2007年3月8日木曜日

チップに対する考察

アメリカはチップの慣習がある。レストランもこのチップ故に成り立っている。しかしこれがたいそうなくせものだ。入国した当時はこれに馴染めず支払いのときいくらおいて置けばいいのか悩んだ。その当時は15%くらいが相場だと言われそれならその額分最初から請求すればいいものを何故、と言う思いがあった。店をマネージする立場にある今でもこのチップは頭を悩ませる。レストランでは給仕に対する評価という位置付けにあるが、余程の事がない限りは請求額に応じて換算され評価としての意味はあまりない。サーバーもその頭があるから支払いに対する%で一喜一憂しその客が良いか悪いかの判断をする。自分のサービスに対する評価とは思わない為内省することは先ずない。店側からすればチップ額に関係なく、客は売り上げに貢献する客である。この客はチップが低いと言ってサービスを疎かにされれば店としては困る。大盤振る舞いの客だけで営業できるはずはない。少々チップは低かろうが週に何度も足を運んでくれる客の方が店としては有難いし、チップの絶対量も実はこの客のほうが多かったりする。そこに目をやらず勝手に判断して対応を疎かにするから、結局入ろうとするものを拒む体制になってしまう。チップ制で店とサーバーの関係性も微妙なものとなる。チップのほうに意識はいくから店から収入を得ているというより客の頭数から収入を得ていると言う感覚が強い。俄然、店に対する忠誠心は薄くなる。店の為にという意識の欠如が店にとっては大きな痛手となる。

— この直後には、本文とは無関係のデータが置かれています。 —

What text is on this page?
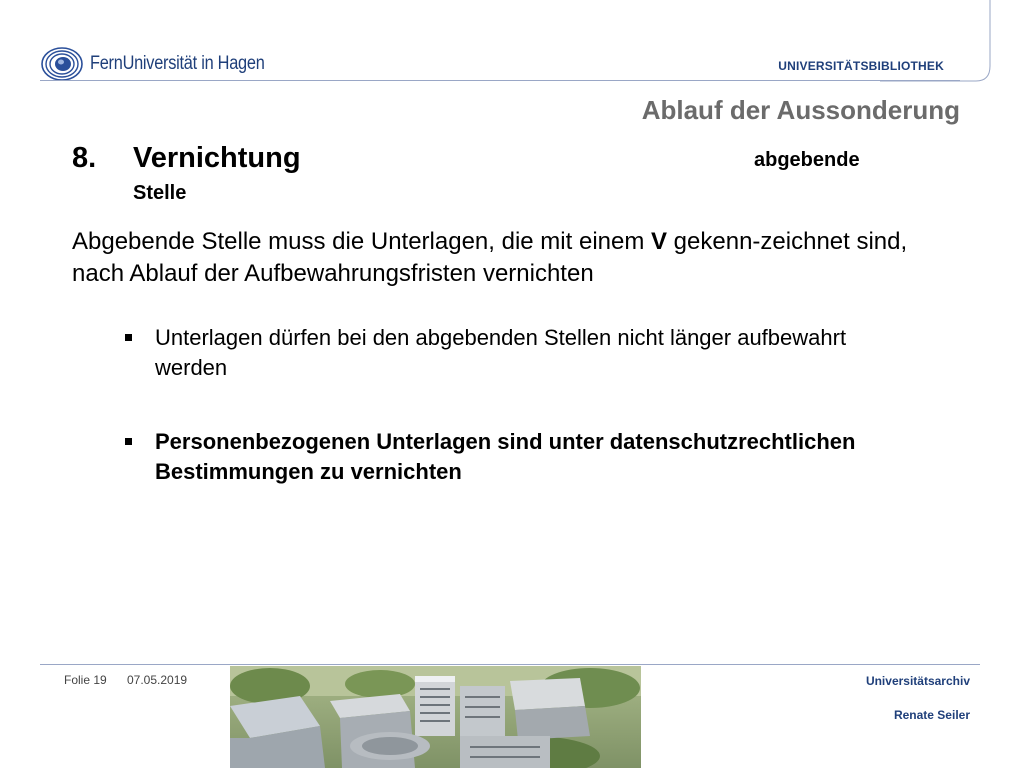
FernUniversität in Hagen	UNIVERSITÄTSBIBLIOTHEK
Ablauf der Aussonderung
8. Vernichtung	abgebende
Stelle
Abgebende Stelle muss die Unterlagen, die mit einem V gekenn-zeichnet sind, nach Ablauf der Aufbewahrungsfristen vernichten
Unterlagen dürfen bei den abgebenden Stellen nicht länger aufbewahrt werden
Personenbezogenen Unterlagen sind unter datenschutzrechtlichen Bestimmungen zu vernichten
Folie 19 07.05.2019	Universitätsarchiv
Renate Seiler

寺や宮の参道軒下を拝借するテキヤ稼業と同じで参拝客を増やそうという殊勝な心がけの者はまずいない。客の入りを見て取ってたかるだけの存在である。レストランとして看板を掲げている以上サービスに重点を置かざるを得ないがそのサービス分野をこの連中が握っている。本当のところ、チップは全部店の収入として預かり他の従業員と同じく給与制にしたいのだが、他の大多数のレストランがチップ制にしている以上マネージメント側で孤軍奮闘しようがサーバーはついてこない。よほどいいサーバーを抱えているかサーバーがマネージャーなりオーナー本人であると言う店以外はこの課題はレストラン業にとって本質的課題だ。サーバーが然りなら客も然りで、チップを渡すとき恵んでやるという上から目線の意識が見え隠れする。サーバーや店に対して私と言う客にかしずけと言うあからさまな態度はチップ制ゆえの功罪だと私は思う。